Baptist compassion and Baptist response are illustrated in virtually every issue of Word&Way. These are the stories we take delight in bringing to our readers. Baptists aren’t perfect for sure, but they are at their best when they respond to hurting people.
A year after Hurricane Katrina, Baptists are still ministering. That is significant because for many people the dust long ago settled on this catastrophe that especially affected residents of Louisiana and Mississippi. Disasters have a way of disappearing from the public’s consciousness as soon as the media moves on to other stories. The needs remain, but financial support and volunteer hours often diminish quickly.
Baptists are at the forefront of reaching out in yet another outbreak of hostilities in the Middle East. Baptists are not all on the same page as far as their understanding of the conflict involving Israel and Hezbollah fighters, but they overwhelmingly pray for peace. They also reach out to victims — on both sides of the border.
Baptists have significant investments in the Arab Baptist Theological Seminary and Beirut Baptist School, both in Lebanon. For many years, Southern Baptist representatives and other Baptists helped staff these institutions. Baptist dollars helped fund them.
Today these institutions are reaching out to displaced Lebanese people, a large majority of them Muslims who need help and are trusting Christians to administer assistance. Baptists have a similar regard for attack victims in Israel, where Baptist representatives have long reached out to both Israelis and Arabs.
Baptists in Missouri continue to stress ongoing ministries and partnerships that include human needs ministries and evangelism.
Disaster relief specialists scatter on a moment’s notice to hurricane, tornado and windstorm victims near and far.
Churches and individuals regularly link with churches in places like Romania, Belarus, Puerto Rico, Guatemala and Mexico — there is hardly a place where Baptists won’t go to share the love of Jesus.
This summer, youth and adult mission teams from Missouri Baptist churches and associations have scattered across the state and to most of the lower 48 states to engage in Vacation Bible Schools, Backyard Bible Clubs, construction projects and other endeavors.
In offering others the key to eternal life, these Baptists — children, youth and adults — have discovered that they have reaped blessings. They have discovered that the richest gains are those that come when a believer gives himself or herself in Christ-inspired service to others.

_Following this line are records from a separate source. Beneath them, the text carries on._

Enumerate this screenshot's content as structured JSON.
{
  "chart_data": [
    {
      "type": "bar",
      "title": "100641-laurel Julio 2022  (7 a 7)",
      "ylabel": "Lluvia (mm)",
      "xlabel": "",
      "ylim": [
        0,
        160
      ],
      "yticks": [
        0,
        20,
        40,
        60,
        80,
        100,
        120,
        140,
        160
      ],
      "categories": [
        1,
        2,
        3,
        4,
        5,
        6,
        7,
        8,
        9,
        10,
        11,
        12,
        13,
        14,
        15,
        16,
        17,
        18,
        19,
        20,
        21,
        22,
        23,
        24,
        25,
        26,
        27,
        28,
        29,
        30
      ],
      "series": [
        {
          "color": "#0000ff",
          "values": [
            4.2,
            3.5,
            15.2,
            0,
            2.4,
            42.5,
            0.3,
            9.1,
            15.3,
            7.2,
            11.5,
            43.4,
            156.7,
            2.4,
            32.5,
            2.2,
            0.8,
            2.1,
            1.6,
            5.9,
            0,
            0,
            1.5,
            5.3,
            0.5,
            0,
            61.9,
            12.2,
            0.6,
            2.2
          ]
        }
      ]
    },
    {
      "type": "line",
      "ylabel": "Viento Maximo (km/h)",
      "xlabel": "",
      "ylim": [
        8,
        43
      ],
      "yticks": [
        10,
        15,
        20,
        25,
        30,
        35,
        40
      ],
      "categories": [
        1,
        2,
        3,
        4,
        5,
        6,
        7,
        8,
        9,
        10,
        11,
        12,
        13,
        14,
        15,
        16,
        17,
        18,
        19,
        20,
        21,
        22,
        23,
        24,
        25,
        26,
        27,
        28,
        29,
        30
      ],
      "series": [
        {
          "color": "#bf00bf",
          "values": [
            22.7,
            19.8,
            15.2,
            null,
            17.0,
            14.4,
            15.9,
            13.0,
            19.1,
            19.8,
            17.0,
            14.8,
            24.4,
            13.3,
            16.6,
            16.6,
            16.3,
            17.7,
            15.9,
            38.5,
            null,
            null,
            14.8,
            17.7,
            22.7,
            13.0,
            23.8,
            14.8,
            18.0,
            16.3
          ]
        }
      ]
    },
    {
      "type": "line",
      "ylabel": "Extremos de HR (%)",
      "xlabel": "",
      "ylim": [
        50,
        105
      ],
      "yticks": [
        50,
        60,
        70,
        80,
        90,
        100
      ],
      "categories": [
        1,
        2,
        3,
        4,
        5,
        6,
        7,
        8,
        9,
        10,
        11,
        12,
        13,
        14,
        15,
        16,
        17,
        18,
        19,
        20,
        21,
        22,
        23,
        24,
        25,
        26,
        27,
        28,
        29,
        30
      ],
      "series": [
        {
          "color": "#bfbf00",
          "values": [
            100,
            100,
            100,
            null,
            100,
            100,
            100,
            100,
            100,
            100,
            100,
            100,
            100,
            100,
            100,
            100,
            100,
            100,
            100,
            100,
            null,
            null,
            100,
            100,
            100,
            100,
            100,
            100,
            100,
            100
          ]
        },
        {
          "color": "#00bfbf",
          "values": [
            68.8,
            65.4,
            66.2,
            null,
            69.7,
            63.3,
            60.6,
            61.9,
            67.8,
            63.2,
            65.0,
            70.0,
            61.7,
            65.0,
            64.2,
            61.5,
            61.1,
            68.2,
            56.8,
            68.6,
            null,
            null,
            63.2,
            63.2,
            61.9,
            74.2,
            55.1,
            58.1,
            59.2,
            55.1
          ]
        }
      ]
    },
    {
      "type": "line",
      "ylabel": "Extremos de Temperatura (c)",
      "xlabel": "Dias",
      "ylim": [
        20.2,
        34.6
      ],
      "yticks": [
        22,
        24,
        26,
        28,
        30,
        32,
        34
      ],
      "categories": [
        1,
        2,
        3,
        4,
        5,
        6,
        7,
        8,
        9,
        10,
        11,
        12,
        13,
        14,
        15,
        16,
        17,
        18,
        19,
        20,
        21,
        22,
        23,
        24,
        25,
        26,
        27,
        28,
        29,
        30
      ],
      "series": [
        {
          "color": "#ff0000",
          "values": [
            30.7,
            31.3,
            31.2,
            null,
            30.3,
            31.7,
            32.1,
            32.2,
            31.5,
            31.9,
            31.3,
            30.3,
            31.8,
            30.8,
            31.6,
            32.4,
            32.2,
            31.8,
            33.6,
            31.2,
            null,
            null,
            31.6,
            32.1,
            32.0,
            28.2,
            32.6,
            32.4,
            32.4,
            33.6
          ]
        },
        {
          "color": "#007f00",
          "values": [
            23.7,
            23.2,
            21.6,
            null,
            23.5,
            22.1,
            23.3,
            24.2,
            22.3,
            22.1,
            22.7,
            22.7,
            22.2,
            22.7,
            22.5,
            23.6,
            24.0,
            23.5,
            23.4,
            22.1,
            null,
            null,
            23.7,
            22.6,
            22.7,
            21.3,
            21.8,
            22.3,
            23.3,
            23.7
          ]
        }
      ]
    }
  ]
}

In Missouri, we engage the world under varying mini-banners. Some are Missouri Baptist Convention. Some Cooperative Baptist Fellowship of Missouri. Some Baptist General Convention of Missouri. Some call themselves conservative; others prefer to be called moderate.
When Baptists engage in missions, the people to whom we minister will likely not be impressed with our labels but with our attitude and with our service. Certainly, we all seek to be Christ-like and missions-minded.
That’s a heritage in which we all can share.